Step 5: Test Your Deployed Agent¶
After deploy completes:
agentcore status
When all resources show active, invoke the deployed agent:
agentcore invoke '{"prompt": "Tell me a joke"}'
Step 6: Clean Up¶
agentcore destroy
Or, for production template, delete stacks and resources using CDK/Terraform directly.
Additional Notes¶
Model Provider Authentication¶
- Bedrock clients use IAM automatically
-
Third-party providers use:
-
AgentCore Identity in deployed environments
.env.localfallback in local dev (LOCAL_DEV=1)
For the production template, it is your responsibility to implement API key handling.
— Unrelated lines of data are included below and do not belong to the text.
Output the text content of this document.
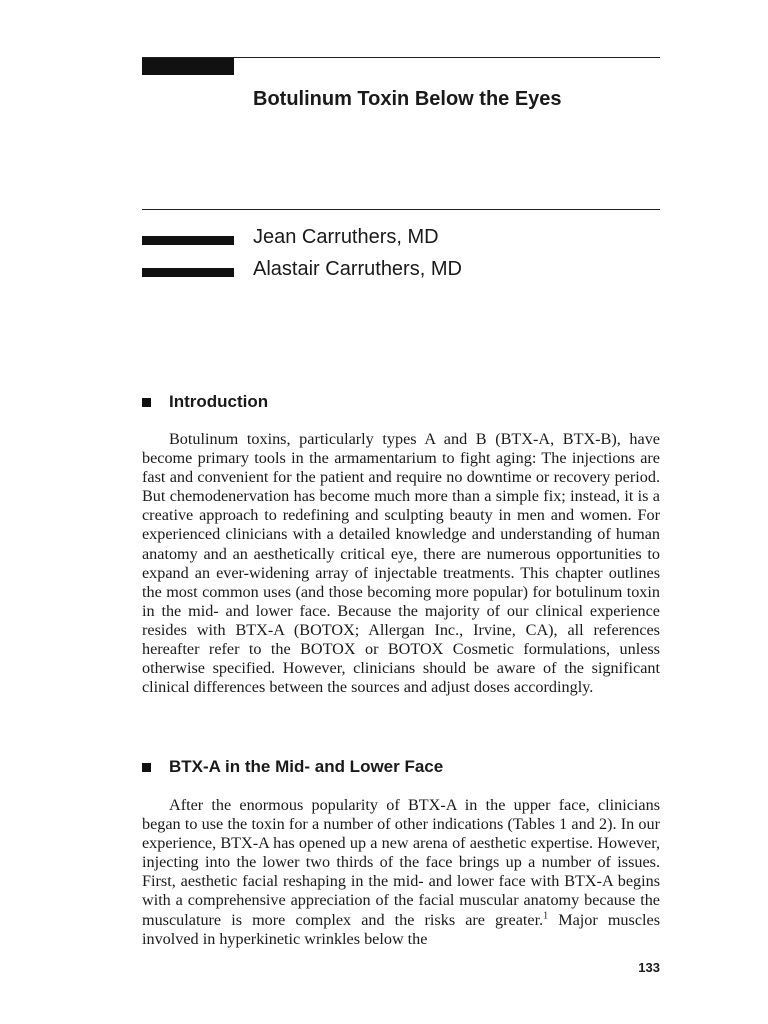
Botulinum Toxin Below the Eyes
Jean Carruthers, MD
Alastair Carruthers, MD
Introduction

Botulinum toxins, particularly types A and B (BTX-A, BTX-B), have become primary tools in the armamentarium to fight aging: The injections are fast and convenient for the patient and require no downtime or recovery period. But chemodenervation has become much more than a simple fix; instead, it is a creative approach to redefining and sculpting beauty in men and women. For experienced clinicians with a detailed knowledge and understanding of human anatomy and an aesthetically critical eye, there are numerous opportunities to expand an ever-widening array of injectable treatments. This chapter outlines the most common uses (and those becoming more popular) for botulinum toxin in the mid- and lower face. Because the majority of our clinical experience resides with BTX-A (BOTOX; Allergan Inc., Irvine, CA), all references hereafter refer to the BOTOX or BOTOX Cosmetic formulations, unless otherwise specified. However, clinicians should be aware of the significant clinical differences between the sources and adjust doses accordingly.

BTX-A in the Mid- and Lower Face

After the enormous popularity of BTX-A in the upper face, clinicians began to use the toxin for a number of other indications (Tables 1 and 2). In our experience, BTX-A has opened up a new arena of aesthetic expertise. However, injecting into the lower two thirds of the face brings up a number of issues. First, aesthetic facial reshaping in the mid- and lower face with BTX-A begins with a comprehensive appreciation of the facial muscular anatomy because the musculature is more complex and the risks are greater.$^1$ Major muscles involved in hyperkinetic wrinkles below the

133
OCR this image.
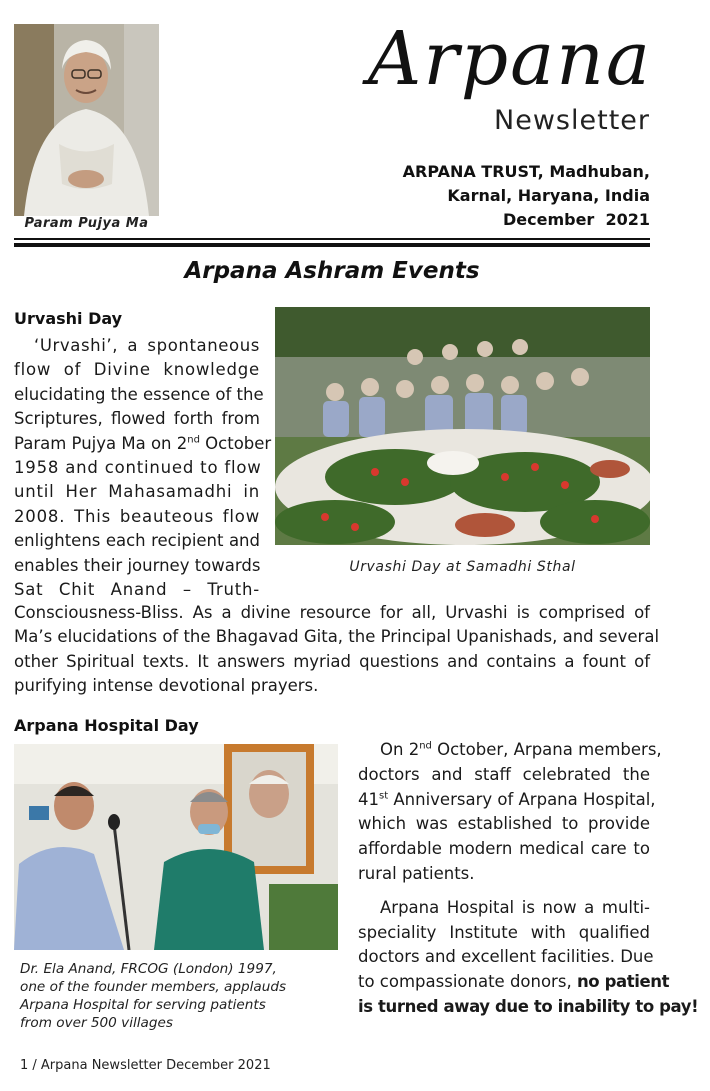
Param Pujya Ma
Arpana
Newsletter
ARPANA TRUST, Madhuban,
Karnal, Haryana, India
December  2021
Arpana Ashram Events
Urvashi Day
‘Urvashi’, a spontaneous
flow of Divine knowledge
elucidating the essence of the
Scriptures, flowed forth from
Param Pujya Ma on 2nd October
1958 and continued to flow
until Her Mahasamadhi in
2008. This beauteous flow
enlightens each recipient and
enables their journey towards
Sat Chit Anand – Truth-
Urvashi Day at Samadhi Sthal
Consciousness-Bliss. As a divine resource for all, Urvashi is comprised of
Ma’s elucidations of the Bhagavad Gita, the Principal Upanishads, and several
other Spiritual texts. It answers myriad questions and contains a fount of
purifying intense devotional prayers.
Arpana Hospital Day
Dr. Ela Anand, FRCOG (London) 1997,
one of the founder members, applauds
Arpana Hospital for serving patients
from over 500 villages
On 2nd October, Arpana members,
doctors and staff celebrated the
41st Anniversary of Arpana Hospital,
which was established to provide
affordable modern medical care to
rural patients.
Arpana Hospital is now a multi-
speciality Institute with qualified
doctors and excellent facilities. Due
to compassionate donors, no patient
is turned away due to inability to pay!
1 / Arpana Newsletter December 2021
Using Bedrock AgentCore Identity
or AWS Secrets Manager is recommended.
MCP Tools¶
Generator output will provide the correct MCP adapter for your selected SDK, such as:
- AutoGen Streamable HTTP MCP adapter
- CrewAI MCP adapter
- Gateway-integrated MCP Lambda target
These are included automatically based on your selections.
For the production template, a custom MCP tool is defined in mcp/lambda/handler.py.
A2A and MCP Protocols¶
MCP, and A2A the other two protocols supported by the AgentCore Runtime Service Contract, are not currently supported
by the create tool out of the box. Adapting a create output for another protocol can also be considered.
Next Steps¶
- Customize agent logic in
src/main.py - Add additional MCP integrations in
src/mcp_client/ - For production template, modify your project to adhere to the production ready checklist.
- Ensure that
src/model/load.pyhas your desired LLM provider configuration.